© Valentina Porcu 2018
Valentina PorcuPython for Data Mining Quick Syntax Referencehttps://doi.org/10.1007/978-1-4842-4113-4_10

10. Matplotlib

Valentina Porcu1 
(1)
Nuoro, Italy
 

Creating graphs is an important step in exploratory analysis, and one of the first stages in data analysis. We can use Matplotlib to construct a variety of analytical graphs that display our data in different ways.

Basic Plots

To represent our data graphically, we can use the Matplotlib library, one of the most used graphics representation software packages.

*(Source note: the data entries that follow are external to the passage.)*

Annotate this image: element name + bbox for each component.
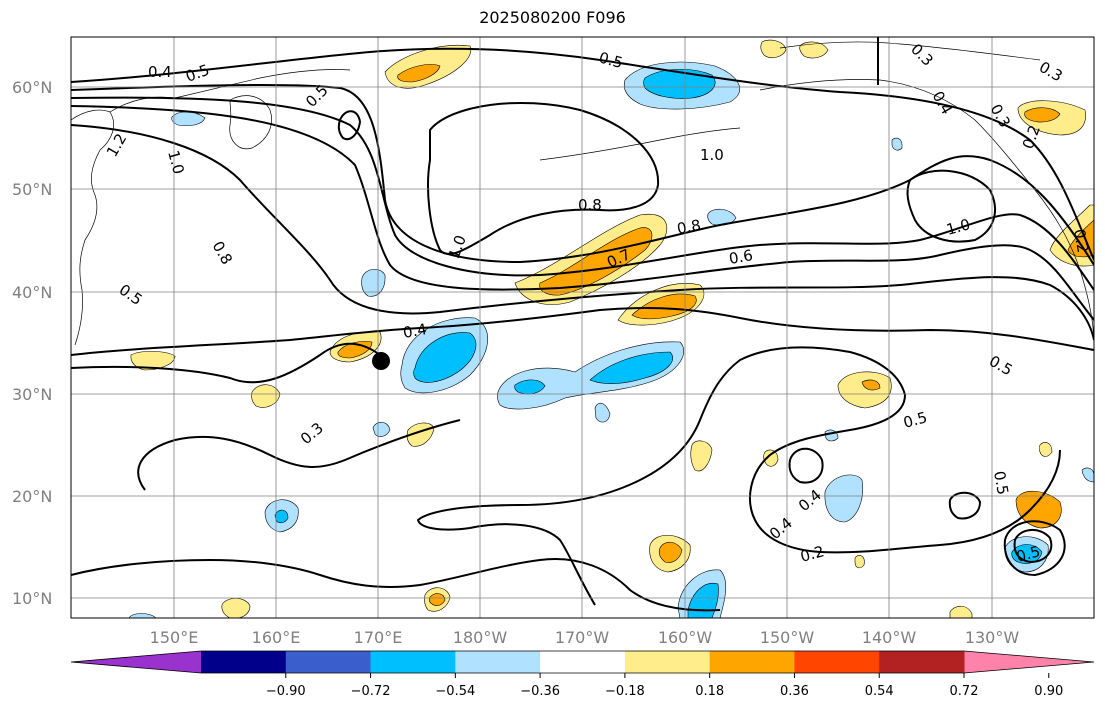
contour-label: 0.4 [148,63,172,81]
graticule [71,37,1094,618]
map-plot-area: 0.4 0.5 0.5 1.0 1.2 0.5 0.3 0.3 0.3 0.2 … [71,37,1094,618]
colorbar-swatch [285,651,372,673]
lon-label-130w: 130°W [965,628,1020,647]
colorbar-swatch [201,651,287,673]
contour-label: 1.0 [164,148,188,176]
colorbar-swatch [455,651,541,673]
contour-label: 0.8 [676,216,703,238]
colorbar-tick-label: 0.36 [780,684,809,699]
contour-label: 0.5 [1014,542,1042,566]
contour-label: 0.2 [1070,228,1092,255]
map-frame [70,36,1095,619]
lon-label-160e: 160°E [252,628,301,647]
lat-label-30n: 30°N [12,385,52,404]
lat-label-10n: 10°N [12,589,52,608]
colorbar-tick-label: −0.90 [266,684,306,699]
lon-label-170w: 170°W [555,628,610,647]
colorbar-tick-label: 0.54 [865,684,894,699]
longitude-labels: 150°E 160°E 170°E 180°W 170°W 160°W 150°… [150,628,1020,647]
storm-center-marker [372,352,390,370]
contour-labels: 0.4 0.5 0.5 1.0 1.2 0.5 0.3 0.3 0.3 0.2 … [103,40,1092,566]
lon-label-160w: 160°W [658,628,713,647]
colorbar-tick-label: 0.18 [695,684,724,699]
map-title: 2025080200 F096 [479,8,626,27]
lon-label-140w: 140°W [862,628,917,647]
contour-label: 0.8 [578,196,602,214]
lon-label-150w: 150°W [760,628,815,647]
colorbar: −0.90 −0.72 −0.54 −0.36 −0.18 0.18 0.36 0.54 0.7… [70,650,1095,699]
lat-label-50n: 50°N [12,180,52,199]
colorbar-swatch [370,651,456,673]
positive-anomaly-shading [130,39,1094,618]
colorbar-swatch [709,651,795,673]
lat-label-60n: 60°N [12,78,52,97]
contour-label: 0.5 [597,48,625,72]
contour-label: 0.4 [402,320,429,342]
lon-label-150e: 150°E [150,628,199,647]
lat-label-40n: 40°N [12,283,52,302]
colorbar-swatch [624,651,711,673]
lon-label-170e: 170°E [354,628,403,647]
colorbar-extend-low [71,651,201,673]
contour-label: 1.0 [944,215,972,239]
colorbar-tick-label: 0.72 [950,684,979,699]
latitude-labels: 60°N 50°N 40°N 30°N 20°N 10°N [12,78,52,608]
contour-label: 0.6 [728,246,755,268]
colorbar-tick-label: −0.36 [520,684,560,699]
lon-label-180w: 180°W [453,628,508,647]
contour-label: 0.5 [901,408,929,432]
contour-label: 0.2 [798,542,826,566]
colorbar-tick-label: −0.54 [435,684,475,699]
colorbar-swatch [540,651,626,673]
colorbar-tick-label: 0.90 [1034,684,1063,699]
colorbar-extend-high [964,651,1094,673]
colorbar-tick-label: −0.72 [351,684,391,699]
negative-anomaly-shading [128,61,1094,618]
colorbar-swatch [879,651,965,673]
lat-label-20n: 20°N [12,487,52,506]
colorbar-swatch [794,651,880,673]
contour-label: 1.0 [700,146,724,164]
colorbar-outline [70,650,1095,674]
contour-label: 0.5 [990,470,1012,497]
colorbar-tick-label: −0.18 [605,684,645,699]
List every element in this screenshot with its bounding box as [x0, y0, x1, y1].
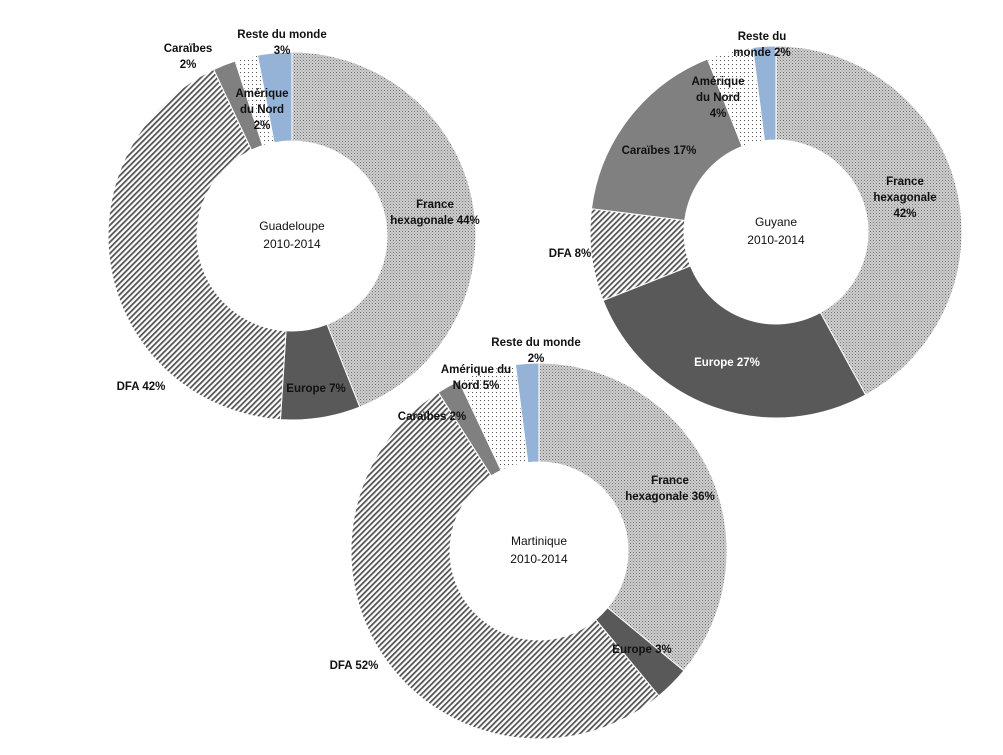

Its documentation can be found at https://matplotlib.org . The section gallery of the Matplotlib site (at https://matplotlib.org/gallery.html ) features a series of examples of charts with code.

Matplotlib is installed with Anaconda, so we have to import it.
# we import the Matplotlib library
>>> import matplotlib as mlp
>>> import matplotlib.pyplot as plt
>>> %matplotlib inline
# this last line of code allows us to view the charts directly using Jupyter
We can represent elements by inserting them directly into the function, in the form of a list. The following code produces the plot in the Figure 10-1.
../images/469457_1_En_10_Chapter/469457_1_En_10_Fig1_HTML.jpg
Figure 10-1

A plotted list

>>> plt.plot([5,7,2,4])
>>> plt.plot([5,7,2,4], [4,6,9,2], 'ro')
# 'ro' stands for round object
The plot of round objects is shown in Figure 10-2.
../images/469457_1_En_10_Chapter/469457_1_En_10_Fig2_HTML.jpg
Figure 10-2

A plotted list of round objects

As shown in Figure 10-1, we can create a line. But, we can also customize color and type of representation by modifying arguments.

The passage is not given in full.